On the day of the announcement, Singapore Prime Minister Lee Hsien Loong addressed the nation to explain why Singapore is reopening aggressively and to placate people who are worried that this may lead to new waves of infection.
He said, “Singapore cannot stay locked down and closed off indefinitely. It would not work, and it would be very costly. We would be unable to resume our lives, participate in social activities, open our borders, and revive our economy.”
“Companies and investors need to carry out regional and global business from Singapore. People working for them need to travel to earn a living. Students need to go on overseas attachments and internships.”
Although Singapore has seen the number of COVID-19 cases soar to record levels recently with an average of almost 3,200 cases per day in the last week, the number of those who have become seriously ill is low at two per cent. Only two out of every thousand needed intensive care treatment or have died. Due to a vaccination rate of about 85 per cent of the total population, about 98 per cent of those who catch COVID-19 in Singapore have mild or no symptoms.
The accelerated border opening will be widely welcomed by the tourism industry which saw a trickle of leisure visitors since COVID-19 struck.
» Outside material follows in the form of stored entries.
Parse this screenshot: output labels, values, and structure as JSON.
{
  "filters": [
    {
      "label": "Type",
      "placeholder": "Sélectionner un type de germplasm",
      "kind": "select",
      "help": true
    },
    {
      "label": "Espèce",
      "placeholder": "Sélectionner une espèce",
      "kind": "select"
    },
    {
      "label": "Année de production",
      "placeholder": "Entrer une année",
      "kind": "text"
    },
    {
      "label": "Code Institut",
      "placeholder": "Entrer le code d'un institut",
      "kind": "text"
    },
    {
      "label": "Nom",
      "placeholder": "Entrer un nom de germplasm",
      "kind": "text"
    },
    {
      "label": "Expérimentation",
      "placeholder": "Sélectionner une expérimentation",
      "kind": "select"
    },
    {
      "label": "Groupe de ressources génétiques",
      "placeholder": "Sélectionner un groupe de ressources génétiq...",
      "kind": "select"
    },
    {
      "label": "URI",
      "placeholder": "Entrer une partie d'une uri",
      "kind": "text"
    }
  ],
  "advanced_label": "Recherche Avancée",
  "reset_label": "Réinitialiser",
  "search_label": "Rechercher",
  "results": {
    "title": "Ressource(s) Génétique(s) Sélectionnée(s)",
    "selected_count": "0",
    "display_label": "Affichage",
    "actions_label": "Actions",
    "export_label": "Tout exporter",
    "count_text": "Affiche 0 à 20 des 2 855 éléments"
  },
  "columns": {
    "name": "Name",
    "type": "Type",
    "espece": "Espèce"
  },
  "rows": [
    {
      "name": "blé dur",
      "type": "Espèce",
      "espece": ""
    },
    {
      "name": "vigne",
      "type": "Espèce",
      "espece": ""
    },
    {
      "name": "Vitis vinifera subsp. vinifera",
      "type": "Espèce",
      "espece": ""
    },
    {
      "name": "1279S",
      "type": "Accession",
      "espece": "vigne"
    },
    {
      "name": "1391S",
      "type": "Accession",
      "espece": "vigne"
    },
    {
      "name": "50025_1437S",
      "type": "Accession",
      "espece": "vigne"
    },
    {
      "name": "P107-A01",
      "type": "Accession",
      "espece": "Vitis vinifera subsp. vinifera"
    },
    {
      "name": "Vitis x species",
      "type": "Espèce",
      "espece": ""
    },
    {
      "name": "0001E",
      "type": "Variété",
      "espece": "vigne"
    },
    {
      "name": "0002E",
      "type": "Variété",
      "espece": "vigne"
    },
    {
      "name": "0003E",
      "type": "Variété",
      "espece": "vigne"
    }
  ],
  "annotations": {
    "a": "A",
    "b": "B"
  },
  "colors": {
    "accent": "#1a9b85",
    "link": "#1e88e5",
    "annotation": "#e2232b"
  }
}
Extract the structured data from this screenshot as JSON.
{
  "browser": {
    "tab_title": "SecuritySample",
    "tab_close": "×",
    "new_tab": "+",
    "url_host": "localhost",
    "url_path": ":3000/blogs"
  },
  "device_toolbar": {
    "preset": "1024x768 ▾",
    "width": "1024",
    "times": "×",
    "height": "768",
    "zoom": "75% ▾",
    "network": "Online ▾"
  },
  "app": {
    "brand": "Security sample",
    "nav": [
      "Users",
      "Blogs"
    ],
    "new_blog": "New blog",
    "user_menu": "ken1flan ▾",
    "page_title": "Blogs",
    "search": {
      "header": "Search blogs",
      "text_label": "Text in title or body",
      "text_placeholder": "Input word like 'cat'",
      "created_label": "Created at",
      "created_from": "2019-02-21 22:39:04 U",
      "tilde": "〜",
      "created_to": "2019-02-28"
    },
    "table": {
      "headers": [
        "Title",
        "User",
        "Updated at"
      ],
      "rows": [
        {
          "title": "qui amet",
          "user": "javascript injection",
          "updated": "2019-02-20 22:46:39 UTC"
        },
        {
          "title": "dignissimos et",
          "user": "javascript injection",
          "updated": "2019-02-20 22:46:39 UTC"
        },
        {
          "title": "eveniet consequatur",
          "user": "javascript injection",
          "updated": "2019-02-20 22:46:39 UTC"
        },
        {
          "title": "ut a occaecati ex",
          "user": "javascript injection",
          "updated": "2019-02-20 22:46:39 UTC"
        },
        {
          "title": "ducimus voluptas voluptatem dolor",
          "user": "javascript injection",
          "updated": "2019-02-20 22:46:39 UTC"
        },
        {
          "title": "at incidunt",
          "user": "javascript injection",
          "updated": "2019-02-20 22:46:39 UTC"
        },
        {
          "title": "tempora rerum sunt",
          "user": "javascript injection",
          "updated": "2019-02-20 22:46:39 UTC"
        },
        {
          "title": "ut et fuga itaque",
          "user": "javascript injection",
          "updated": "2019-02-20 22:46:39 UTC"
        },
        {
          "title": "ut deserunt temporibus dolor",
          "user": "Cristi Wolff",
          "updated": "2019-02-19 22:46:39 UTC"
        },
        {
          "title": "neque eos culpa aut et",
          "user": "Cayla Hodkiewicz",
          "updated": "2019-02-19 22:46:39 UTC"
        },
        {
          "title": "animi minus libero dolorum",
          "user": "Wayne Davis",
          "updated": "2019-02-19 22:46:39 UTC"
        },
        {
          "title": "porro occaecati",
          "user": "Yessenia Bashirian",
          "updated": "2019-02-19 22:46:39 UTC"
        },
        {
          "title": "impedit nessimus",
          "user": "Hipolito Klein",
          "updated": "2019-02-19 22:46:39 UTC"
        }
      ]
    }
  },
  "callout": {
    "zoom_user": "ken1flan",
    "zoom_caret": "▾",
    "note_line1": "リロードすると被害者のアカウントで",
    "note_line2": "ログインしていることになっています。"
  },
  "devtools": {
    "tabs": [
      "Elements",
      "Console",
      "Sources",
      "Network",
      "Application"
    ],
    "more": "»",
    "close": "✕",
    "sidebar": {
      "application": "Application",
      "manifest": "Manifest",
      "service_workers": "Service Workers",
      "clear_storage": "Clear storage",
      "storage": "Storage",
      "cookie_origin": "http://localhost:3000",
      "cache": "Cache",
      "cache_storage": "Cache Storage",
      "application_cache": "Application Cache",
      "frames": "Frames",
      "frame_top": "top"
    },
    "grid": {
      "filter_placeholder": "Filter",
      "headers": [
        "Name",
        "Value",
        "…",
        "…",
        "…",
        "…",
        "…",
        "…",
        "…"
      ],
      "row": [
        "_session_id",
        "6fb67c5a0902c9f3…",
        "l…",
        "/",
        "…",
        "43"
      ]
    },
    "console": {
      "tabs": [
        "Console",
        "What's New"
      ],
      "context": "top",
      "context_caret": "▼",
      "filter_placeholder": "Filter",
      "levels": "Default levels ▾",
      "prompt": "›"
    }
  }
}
In 2019, the last full year before the pandemic, Singapore had 19.1 million visitors and tourism accounted for about four per cent of GDP raking in USD 27.1 billion of receipts.
Unfortunately, the Singapore VTL at the moment does not cover visitors from China, Indonesia and India, the top three countries from which visitors came in 2019. Together they accounted for almost 43 percent of all visitors to Singapore that year.
1.42 million Indians visited Singapore in 2019.
Up till now, the national carrier, Singapore Airlines, with no domestic market, has been operating at about 30 per cent of pre-COVID passenger capacity. It is also suffering financially and was forced to raise money in the financial markets to the tune of about USD15 billion.
Earlier in the week, echoing Singapore’s approach in dealing with COVID-19 as an endemic disease, the International Air Transport Association (IATA) urged governments to implement simplified regimes to manage the risks of COVID-19 as borders reopen to international travel.
It argued that travellers are not adding to the risk to the local population. Quoting data from the UK, which has one of the most liberal stance on visitors entering the country, it said that fewer than 250 people have tested positive per day out of the three million passengers which arrived between February and August.
In its October 4 news release, it cited a recent survey of the top 50 travel markets which accounted for 92 percent of global air traffic, pointing to the urgent need for the simplification of the various measures governments are using to manage the risks of COVID-19. The organisation believes that wildly inconsistent COVID-19 travel restrictions are stalling the recovery of air transport.
“Travel restrictions bought governments time to respond in the early days of the pandemic. Nearly two years later, that rationale no longer exists. COVID-19 is present in all parts of the world. Travel restrictions are a complex and confusing web of rules with very little consistency among them. And there is little evidence to support ongoing border restrictions and the economic havoc they create,” said Willie Walsh, IATA’s Director-General.